El Infinito, Giacomo Leopardi

[L’infinito]. Es uno de los Cantos (v.) más elevados de Giacomo Leopardi (1798-1837), escrito en septiembre de 1819 y publicado, antes que en la edición de 1831, en el «Nuovo Ricoglitore» de Milán, en diciembre de 1825.

El poeta transcribe en quince endecasílabos sueltos, con una con­tenida dulzura, el puro ritmo de la inmensidad, acogido en un alma sana; sin una referencia a este o a aquel acontecimiento, sino solamente al pensamiento de un cons­tante fluir y cambiar, de un vivir y un morir, de un resonar, ya que el espacio imaginado e incluso abstracto tiene un viento propio que lo sacude y hace vibrar.
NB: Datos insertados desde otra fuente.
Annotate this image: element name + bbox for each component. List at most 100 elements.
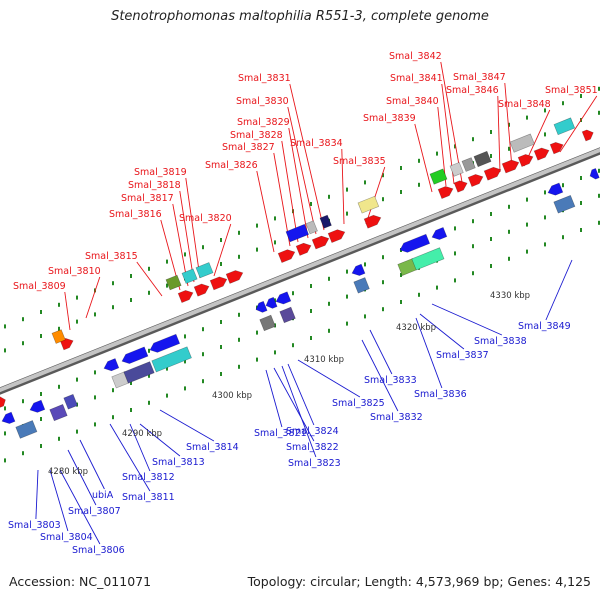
gene-label: Smal_3806 <box>72 545 125 556</box>
track-tick <box>238 254 240 259</box>
track-tick <box>472 219 474 224</box>
track-tick <box>130 408 132 412</box>
track-tick <box>202 352 204 357</box>
reverse-feature <box>279 306 296 324</box>
track-tick <box>166 283 168 288</box>
gene-label: Smal_3849 <box>518 321 571 332</box>
track-tick <box>166 259 168 264</box>
track-tick <box>526 249 528 254</box>
track-tick <box>40 417 42 421</box>
track-tick <box>22 317 24 322</box>
label-connector <box>415 317 443 389</box>
forward-feature <box>285 223 310 243</box>
scale-label: 4330 kbp <box>490 291 530 301</box>
gene-label: Smal_3813 <box>152 457 205 468</box>
forward-gene <box>295 242 312 256</box>
gene-label: Smal_3812 <box>122 472 175 483</box>
track-tick <box>526 197 528 202</box>
track-tick <box>94 370 96 375</box>
track-tick <box>184 386 186 391</box>
gene-label: Smal_3840 <box>386 96 439 107</box>
track-tick <box>544 132 546 137</box>
forward-feature <box>357 195 380 214</box>
track-tick <box>310 336 312 340</box>
forward-gene <box>453 180 468 193</box>
track-tick <box>238 337 240 342</box>
gene-label: Smal_3826 <box>205 160 258 171</box>
gene-label: Smal_3822 <box>286 442 339 453</box>
forward-feature <box>553 117 576 136</box>
track-tick <box>238 364 240 369</box>
label-connector <box>289 83 325 231</box>
track-tick <box>328 328 330 333</box>
track-tick <box>130 381 132 385</box>
genome-title: Stenotrophomonas maltophilia R551-3, com… <box>111 9 489 24</box>
track-tick <box>4 458 6 463</box>
track-tick <box>508 256 510 261</box>
gene-label: Smal_3815 <box>85 251 138 262</box>
track-tick <box>490 130 492 134</box>
forward-gene <box>193 283 210 297</box>
track-tick <box>112 305 114 310</box>
track-tick <box>508 229 510 234</box>
track-tick <box>4 406 6 411</box>
track-tick <box>310 309 312 313</box>
gene-label: Smal_3836 <box>414 389 467 400</box>
gene-label: Smal_3819 <box>134 167 187 178</box>
track-tick <box>562 235 564 240</box>
track-tick <box>202 379 204 384</box>
scale-label: 4290 kbp <box>122 429 162 439</box>
label-connector <box>85 276 101 319</box>
track-tick <box>508 204 510 209</box>
forward-feature <box>305 220 318 235</box>
accession-text: Accession: NC_011071 <box>9 574 152 589</box>
track-tick <box>256 223 258 228</box>
reverse-feature <box>15 420 38 439</box>
gene-label: Smal_3847 <box>453 72 506 83</box>
label-connector <box>297 359 361 398</box>
forward-feature <box>509 133 535 153</box>
label-connector <box>49 469 69 532</box>
track-tick <box>4 348 6 353</box>
track-tick <box>454 278 456 283</box>
forward-gene <box>437 186 454 200</box>
label-connector <box>365 166 386 225</box>
track-tick <box>508 146 510 151</box>
track-tick <box>346 269 348 274</box>
track-tick <box>76 377 78 382</box>
track-tick <box>544 190 546 195</box>
scale-label: 4280 kbp <box>48 467 88 477</box>
gene-label: Smal_3817 <box>121 193 174 204</box>
label-connector <box>139 423 181 457</box>
forward-gene <box>483 166 502 181</box>
forward-feature <box>461 157 476 172</box>
label-connector <box>159 409 215 442</box>
gene-label: Smal_3803 <box>8 520 61 531</box>
track-tick <box>94 312 96 317</box>
track-tick <box>490 264 492 268</box>
label-connector <box>185 177 201 279</box>
label-connector <box>273 152 291 247</box>
track-tick <box>580 201 582 205</box>
track-tick <box>328 194 330 199</box>
forward-gene <box>549 142 564 155</box>
forward-gene <box>177 290 194 304</box>
track-tick <box>292 343 294 348</box>
track-tick <box>544 108 546 113</box>
reverse-gene <box>103 358 120 372</box>
reverse-gene <box>29 399 46 413</box>
gene-label: Smal_3811 <box>122 492 175 503</box>
reverse-feature <box>63 393 78 410</box>
gene-labels: Smal_3809 Smal_3810 Smal_3815 Smal_3816 Smal… <box>8 51 598 556</box>
label-connector <box>265 369 283 428</box>
gene-label: Smal_3829 <box>237 117 290 128</box>
reverse-feature <box>353 277 370 294</box>
reverse-gene <box>255 300 268 313</box>
label-connector <box>64 291 71 331</box>
forward-feature <box>181 268 198 284</box>
track-tick <box>598 110 600 115</box>
gene-label: Smal_3830 <box>236 96 289 107</box>
track-tick <box>40 444 42 448</box>
gene-label: Smal_3828 <box>230 130 283 141</box>
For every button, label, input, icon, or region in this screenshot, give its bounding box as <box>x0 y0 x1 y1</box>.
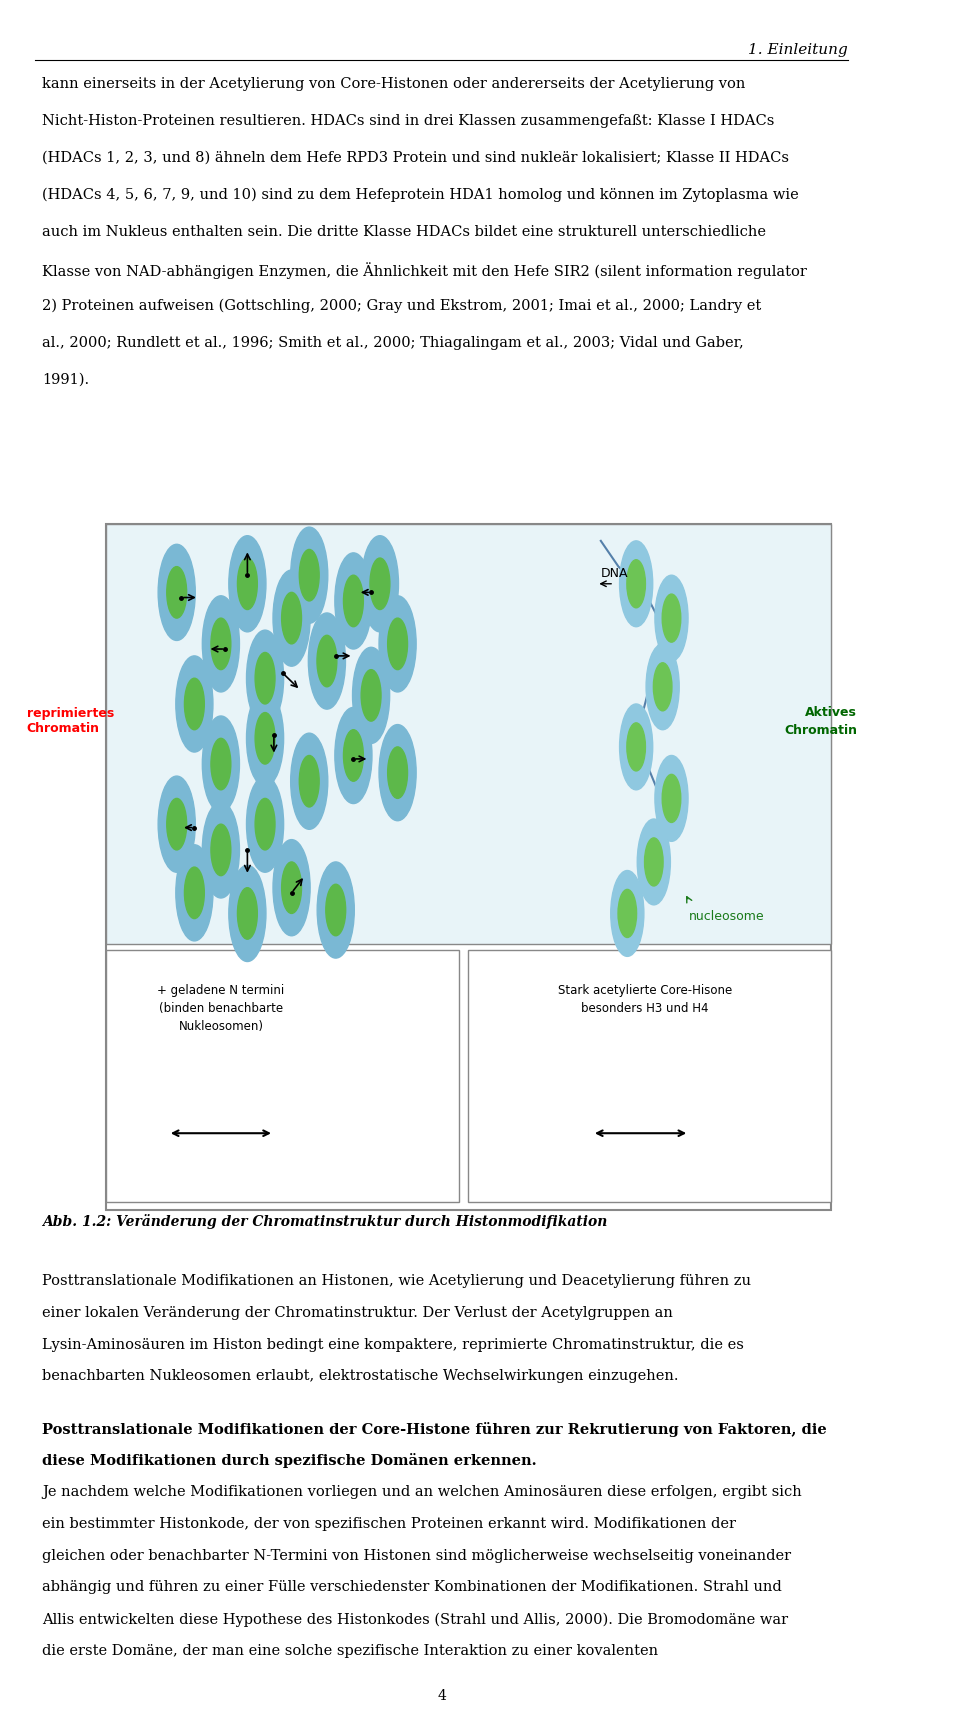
Ellipse shape <box>388 747 408 798</box>
Ellipse shape <box>247 690 283 786</box>
Text: auch im Nukleus enthalten sein. Die dritte Klasse HDACs bildet eine strukturell : auch im Nukleus enthalten sein. Die drit… <box>42 225 766 239</box>
Ellipse shape <box>619 704 653 790</box>
Ellipse shape <box>203 596 239 692</box>
Ellipse shape <box>291 527 327 623</box>
Ellipse shape <box>308 613 346 709</box>
Ellipse shape <box>335 707 372 804</box>
Ellipse shape <box>344 575 363 627</box>
Ellipse shape <box>655 575 688 661</box>
Ellipse shape <box>637 819 670 905</box>
Ellipse shape <box>361 536 398 632</box>
Text: + geladene N termini
(binden benachbarte
Nukleosomen): + geladene N termini (binden benachbarte… <box>157 984 284 1034</box>
Ellipse shape <box>255 798 275 850</box>
Ellipse shape <box>344 730 363 781</box>
Text: (HDACs 1, 2, 3, und 8) ähneln dem Hefe RPD3 Protein und sind nukleär lokalisiert: (HDACs 1, 2, 3, und 8) ähneln dem Hefe R… <box>42 151 789 165</box>
Text: al., 2000; Rundlett et al., 1996; Smith et al., 2000; Thiagalingam et al., 2003;: al., 2000; Rundlett et al., 1996; Smith … <box>42 335 744 350</box>
Ellipse shape <box>335 553 372 649</box>
Ellipse shape <box>619 541 653 627</box>
Ellipse shape <box>184 867 204 919</box>
Text: nucleosome: nucleosome <box>689 910 765 924</box>
Text: abhängig und führen zu einer Fülle verschiedenster Kombinationen der Modifikatio: abhängig und führen zu einer Fülle versc… <box>42 1580 782 1595</box>
Ellipse shape <box>662 774 681 822</box>
Ellipse shape <box>317 635 337 687</box>
Text: Klasse von NAD-abhängigen Enzymen, die Ähnlichkeit mit den Hefe SIR2 (silent inf: Klasse von NAD-abhängigen Enzymen, die Ä… <box>42 261 807 278</box>
Ellipse shape <box>325 884 346 936</box>
Ellipse shape <box>646 644 680 730</box>
Ellipse shape <box>228 536 266 632</box>
Ellipse shape <box>237 558 257 610</box>
Ellipse shape <box>184 678 204 730</box>
Text: kann einerseits in der Acetylierung von Core-Histonen oder andererseits der Acet: kann einerseits in der Acetylierung von … <box>42 77 746 91</box>
Ellipse shape <box>388 618 408 670</box>
Text: einer lokalen Veränderung der Chromatinstruktur. Der Verlust der Acetylgruppen a: einer lokalen Veränderung der Chromatins… <box>42 1305 673 1320</box>
Ellipse shape <box>644 838 663 886</box>
Ellipse shape <box>655 755 688 841</box>
Ellipse shape <box>176 845 213 941</box>
Bar <box>106 524 830 944</box>
Text: Stark acetylierte Core-Hisone
besonders H3 und H4: Stark acetylierte Core-Hisone besonders … <box>558 984 732 1015</box>
Text: Je nachdem welche Modifikationen vorliegen und an welchen Aminosäuren diese erfo: Je nachdem welche Modifikationen vorlieg… <box>42 1485 803 1499</box>
Ellipse shape <box>300 549 319 601</box>
Ellipse shape <box>281 592 301 644</box>
Ellipse shape <box>611 871 644 956</box>
Ellipse shape <box>379 725 416 821</box>
Ellipse shape <box>255 652 275 704</box>
Ellipse shape <box>627 560 645 608</box>
Ellipse shape <box>300 755 319 807</box>
Text: 2) Proteinen aufweisen (Gottschling, 2000; Gray und Ekstrom, 2001; Imai et al., : 2) Proteinen aufweisen (Gottschling, 200… <box>42 299 761 312</box>
Text: DNA: DNA <box>601 567 628 580</box>
Ellipse shape <box>273 570 310 666</box>
Ellipse shape <box>237 888 257 939</box>
Ellipse shape <box>167 798 186 850</box>
Ellipse shape <box>211 618 230 670</box>
Text: Aktives
Chromatin: Aktives Chromatin <box>784 706 857 737</box>
Text: ein bestimmter Histonkode, der von spezifischen Proteinen erkannt wird. Modifika: ein bestimmter Histonkode, der von spezi… <box>42 1518 736 1532</box>
Ellipse shape <box>317 862 354 958</box>
Ellipse shape <box>158 544 195 640</box>
Text: 1. Einleitung: 1. Einleitung <box>749 43 849 57</box>
Bar <box>106 950 460 1202</box>
Ellipse shape <box>247 630 283 726</box>
Ellipse shape <box>370 558 390 610</box>
Text: Nicht-Histon-Proteinen resultieren. HDACs sind in drei Klassen zusammengefaßt: K: Nicht-Histon-Proteinen resultieren. HDAC… <box>42 113 775 129</box>
Ellipse shape <box>211 824 230 876</box>
Text: 4: 4 <box>438 1690 446 1703</box>
Bar <box>468 950 830 1202</box>
Text: gleichen oder benachbarter N-Termini von Histonen sind möglicherweise wechselsei: gleichen oder benachbarter N-Termini von… <box>42 1549 792 1562</box>
Text: die erste Domäne, der man eine solche spezifische Interaktion zu einer kovalente: die erste Domäne, der man eine solche sp… <box>42 1645 659 1659</box>
Ellipse shape <box>281 862 301 913</box>
Text: Lysin-Aminosäuren im Histon bedingt eine kompaktere, reprimierte Chromatinstrukt: Lysin-Aminosäuren im Histon bedingt eine… <box>42 1338 744 1351</box>
Ellipse shape <box>211 738 230 790</box>
Ellipse shape <box>203 716 239 812</box>
Text: Abb. 1.2: Veränderung der Chromatinstruktur durch Histonmodifikation: Abb. 1.2: Veränderung der Chromatinstruk… <box>42 1214 608 1229</box>
Text: reprimiertes
Chromatin: reprimiertes Chromatin <box>27 707 113 735</box>
Ellipse shape <box>618 889 636 937</box>
Ellipse shape <box>176 656 213 752</box>
Ellipse shape <box>654 663 672 711</box>
Ellipse shape <box>379 596 416 692</box>
Ellipse shape <box>247 776 283 872</box>
Text: diese Modifikationen durch spezifische Domänen erkennen.: diese Modifikationen durch spezifische D… <box>42 1453 537 1468</box>
FancyBboxPatch shape <box>106 524 830 1210</box>
Ellipse shape <box>662 594 681 642</box>
Text: Posttranslationale Modifikationen der Core-Histone führen zur Rekrutierung von F: Posttranslationale Modifikationen der Co… <box>42 1422 828 1437</box>
Text: (HDACs 4, 5, 6, 7, 9, und 10) sind zu dem Hefeprotein HDA1 homolog und können im: (HDACs 4, 5, 6, 7, 9, und 10) sind zu de… <box>42 187 799 203</box>
Ellipse shape <box>203 802 239 898</box>
Ellipse shape <box>255 713 275 764</box>
Ellipse shape <box>167 567 186 618</box>
Ellipse shape <box>627 723 645 771</box>
Ellipse shape <box>228 865 266 962</box>
Text: Allis entwickelten diese Hypothese des Histonkodes (Strahl und Allis, 2000). Die: Allis entwickelten diese Hypothese des H… <box>42 1612 788 1626</box>
Ellipse shape <box>352 647 390 743</box>
Ellipse shape <box>273 840 310 936</box>
Ellipse shape <box>291 733 327 829</box>
Ellipse shape <box>158 776 195 872</box>
Text: benachbarten Nukleosomen erlaubt, elektrostatische Wechselwirkungen einzugehen.: benachbarten Nukleosomen erlaubt, elektr… <box>42 1370 679 1384</box>
Ellipse shape <box>361 670 381 721</box>
Text: 1991).: 1991). <box>42 373 89 386</box>
Text: Posttranslationale Modifikationen an Histonen, wie Acetylierung und Deacetylieru: Posttranslationale Modifikationen an His… <box>42 1274 752 1288</box>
El mundo del infinito es un gran estremeci­miento de movimientos indistintos. Para or­denar este mundo de espacios interminados y profunda quietud, o mejor dicho para or­denar un nuevo ritmo, interviene el viento que murmura entre las plantas. El viento da la idea del fluir de las cosas; aquí el viento engendra la idea del tiempo, en el es­pacio y en la quietud. La visión era el espacio; el sonido es el tiempo. Y sugiere la idea del infinito ya no espacial, sino tem­poral, lo eterno, que apenas se articula en las dos grandes y vagas imágenes de las muertas estaciones y de la presente y viva, con el único sonido real que pueda tener, el de la presente estación; el viento evoca las estaciones muertas, pero canta la presente, mejor dicho, es el sonido de la presen­te. Antes de sumergirse en el pensamiento de este infinito es conveniente sumergirse casi físicamente en su aire celeste, en la corpórea idea del espacio, y captar su sonido, casi la resonancia de la pura armonía de las cosas sin fin.

Más aún, para dar a este infinito un aspecto y un sonido extraídos de la misma alma del poeta, que no se ahoga en una vacía inmensidad, sino en la que él mismo ha fingido y de la que casi su mismo corazón imaginativo se asusta. Se advierte en aquel «casi» una sensación de dulzura, casi de alegría. Aquel perseguirse de los rit­mos — «y» viene a mí lo eterno, «y» las muertas estaciones, «y» la presente y viva, «y» el sonido de ella; donde los varios «y» son como los nudos de una cadena, y casi una reiteración rítmica para guiar la subida, después de un descanso que detenga la ola ya expresada — es de una rara y nativa riqueza. El espacio más que la idea del infinito, y, mejor dicho, aquel punto en que el espacio se traduce en el tiempo y éste en el espacio, son cantados y animados aquí como en un mito. Quizás más adelante Leopardi llegue a ser más profundo, pero raras veces logrará ser poéticamente más intenso. Un detalle fónico digno de ser notado es que aquí en quince versos se encuentran muy a menudo las palabras «esto» y «aque­llo»: «esta colina, esta zarza, más allá de aquélla, estas plantas, aquel Infinito silencio, esta voz, esta Inmensidad, este mar».